Le corps va communiquer ce complément d’information à travers des changements de posture sur la chaise, la préhension d’objets ou par des microdémangeaisons. Ces indices nous apportent de précieux renseignements sur l’état d’esprit de l’autre à un instant T. Une fois que l’on sait quoi voir, l’œil capturera naturellement l’indice, et vous pourrez alors poser des questions afin d’en apprendre plus. Voir un geste de rejet par exemple, ne vous dit pas ce que la personne rejette. Seules vos questions permettront de le découvrir.

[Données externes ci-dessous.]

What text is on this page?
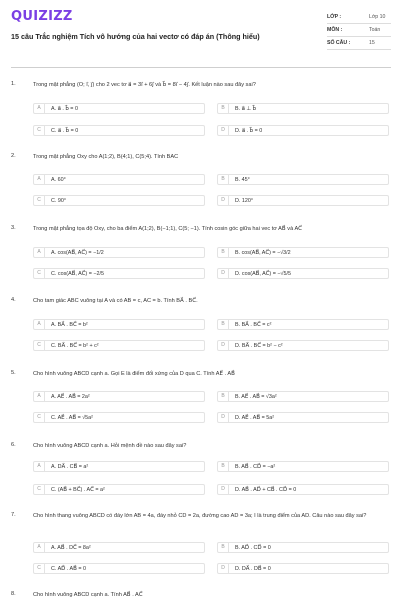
QUIZIZZ
15 câu Trắc nghiệm Tích vô hướng của hai vectơ có đáp án (Thông hiểu)
LỚP :	Lớp 10
MÔN :	Toán
SỐ CÂU :	15
1.	Trong mặt phẳng (O; i⃗, j⃗) cho 2 vec tơ a⃗ = 3i⃗ + 6j⃗ và b⃗ = 8i⃗ − 4j⃗. Kết luận nào sau đây sai?
A	A. a⃗ . b⃗ = 0	B	B. a⃗ ⊥ b⃗
C	C. a⃗ . b⃗ = 0	D	D. a⃗ . b⃗ = 0
2.	Trong mặt phẳng Oxy cho A(1;2), B(4;1), C(5;4). Tính BAC
A	A. 60°	B	B. 45°
C	C. 90°	D	D. 120°
3.	Trong mặt phẳng tọa độ Oxy, cho ba điểm A(1;2), B(−1;1), C(5; −1). Tính cosin góc giữa hai vec tơ AB⃗ và AC⃗
A	A. cos(AB⃗, AC⃗) = −1/2	B	B. cos(AB⃗, AC⃗) = −√3/2
C	C. cos(AB⃗, AC⃗) = −2/5	D	D. cos(AB⃗, AC⃗) = −√5/5
4.	Cho tam giác ABC vuông tại A và có AB = c, AC = b. Tính BA⃗ . BC⃗.
A	A. BA⃗ . BC⃗ = b²	B	B. BA⃗ . BC⃗ = c²
C	C. BA⃗ . BC⃗ = b² + c²	D	D. BA⃗ . BC⃗ = b² − c²
5.	Cho hình vuông ABCD cạnh a. Gọi E là điểm đối xứng của D qua C. Tính AE⃗ . AB⃗
A	A. AE⃗ . AB⃗ = 2a²	B	B. AE⃗ . AB⃗ = √3a²
C	C. AE⃗ . AB⃗ = √5a²	D	D. AE⃗ . AB⃗ = 5a²
6.	Cho hình vuông ABCD cạnh a. Hỏi mệnh đề nào sau đây sai?
A	A. DA⃗ . CB⃗ = a²	B	B. AB⃗ . CD⃗ = −a²
C	C. (AB⃗ + BC⃗) . AC⃗ = a²	D	D. AB⃗ . AD⃗ + CB⃗ . CD⃗ = 0
7.	Cho hình thang vuông ABCD có đáy lớn AB = 4a, đáy nhỏ CD = 2a, đường cao AD = 3a; I là trung điểm của AD. Câu nào sau đây sai?
A	A. AB⃗ . DC⃗ = 8a²	B	B. AD⃗ . CD⃗ = 0
C	C. AD⃗ . AB⃗ = 0	D	D. DA⃗ . DB⃗ = 0
8.	Cho hình vuông ABCD cạnh a. Tính AB⃗ . AC⃗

Donc, une fois dans le vif du sujet, voici des indices du langage corporel qui invitent à clarifier le propos, ou le non-dit.
Vous cherchez une personne principalement analytique ou humaine ?

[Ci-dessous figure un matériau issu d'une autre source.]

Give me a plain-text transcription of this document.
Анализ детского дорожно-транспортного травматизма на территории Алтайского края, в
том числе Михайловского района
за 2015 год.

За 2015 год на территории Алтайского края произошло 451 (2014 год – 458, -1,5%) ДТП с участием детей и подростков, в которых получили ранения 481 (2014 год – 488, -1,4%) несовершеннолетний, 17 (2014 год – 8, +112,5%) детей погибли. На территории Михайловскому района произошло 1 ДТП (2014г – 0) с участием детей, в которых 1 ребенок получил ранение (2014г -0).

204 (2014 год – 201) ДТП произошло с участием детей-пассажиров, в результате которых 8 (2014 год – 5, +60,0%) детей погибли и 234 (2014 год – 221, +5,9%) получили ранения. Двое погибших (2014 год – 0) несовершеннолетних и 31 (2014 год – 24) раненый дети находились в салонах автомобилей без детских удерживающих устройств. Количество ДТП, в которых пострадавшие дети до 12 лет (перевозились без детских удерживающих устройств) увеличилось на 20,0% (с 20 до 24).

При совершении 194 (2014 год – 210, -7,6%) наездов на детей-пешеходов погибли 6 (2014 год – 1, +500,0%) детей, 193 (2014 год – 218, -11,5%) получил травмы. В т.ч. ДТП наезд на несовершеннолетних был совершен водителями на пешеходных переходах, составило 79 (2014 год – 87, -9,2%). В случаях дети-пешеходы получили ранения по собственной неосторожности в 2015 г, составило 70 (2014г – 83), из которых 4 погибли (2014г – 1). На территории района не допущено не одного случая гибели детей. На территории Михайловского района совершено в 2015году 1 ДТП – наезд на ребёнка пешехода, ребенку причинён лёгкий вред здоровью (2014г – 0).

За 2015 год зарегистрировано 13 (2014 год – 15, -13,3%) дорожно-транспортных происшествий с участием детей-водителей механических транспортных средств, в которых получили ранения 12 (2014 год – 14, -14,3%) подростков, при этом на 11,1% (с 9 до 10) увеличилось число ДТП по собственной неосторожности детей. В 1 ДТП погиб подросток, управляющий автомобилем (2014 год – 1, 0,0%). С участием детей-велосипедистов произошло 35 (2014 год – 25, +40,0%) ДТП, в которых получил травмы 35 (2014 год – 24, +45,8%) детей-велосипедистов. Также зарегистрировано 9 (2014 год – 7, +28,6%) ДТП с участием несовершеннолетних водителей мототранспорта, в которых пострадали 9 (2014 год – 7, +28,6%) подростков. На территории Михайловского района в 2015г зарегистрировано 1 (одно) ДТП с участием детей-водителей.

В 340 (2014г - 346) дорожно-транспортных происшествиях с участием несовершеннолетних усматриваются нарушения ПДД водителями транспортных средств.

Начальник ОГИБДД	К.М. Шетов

Quel hémivisage vous regarde ?
Cet aspect se traduit dans le corps par le côté du visage qui vous regarde. Le cerveau utilise des filtres de cognition lorsque la personne présente principalement l’hémivisage droit à son auditoire. Plutôt que l’œil, repérez quelle oreille est la plus visible pour savoir de quel hémivisage votre interlocuteur vous regarde. Dès que le discours prime sur la qualité du lien, nous regardons tous nos interlocuteurs de la même manière : la tête effectue une légère rotation vers notre gauche. À l’inverse lorsque la qualité de la relation est plus importante, nous regardons l’autre avec l’hémivisage gauche, car on ne met pas de filtre à cet instant-là.
Les présentateurs du journal télévisé les plus populaires sont ceux qui naturellement regardent le spectateur en présentant le côté gauche du visage, et ce même lorsqu’ils annoncent des évènements tragiques.
C’est le côté du visage et non la position du corps sur la chaise qui vous renseigne sur la répondérance analytique ou humaine du candidat. Car toute personne qui écoute et analyse des informations complexes, va déplacer le haut de son corps vers l’angle arrière droit de son fauteuil durant l’analyse. Car à ce moment précis, la personne reçoit l’information et prend le recul nécessaire à l’analyser. Elle repositionnera naturellement le haut de son corps vers l’avant, lorsqu’elle s’impliquera de nouveau dans la conversation.
Ci-dessous Michel Collon, écrivain journaliste indépendant Belge, lors d’une entrevue sur la propagande de guerre (février 2016). Son corps est penché vers son interlocuteur et il présente son hémivisage droit, car à cet instant l’intérêt de ses propos prime sur la qualité du lien.
Cherchez-vous un leader ? Des arguments forts !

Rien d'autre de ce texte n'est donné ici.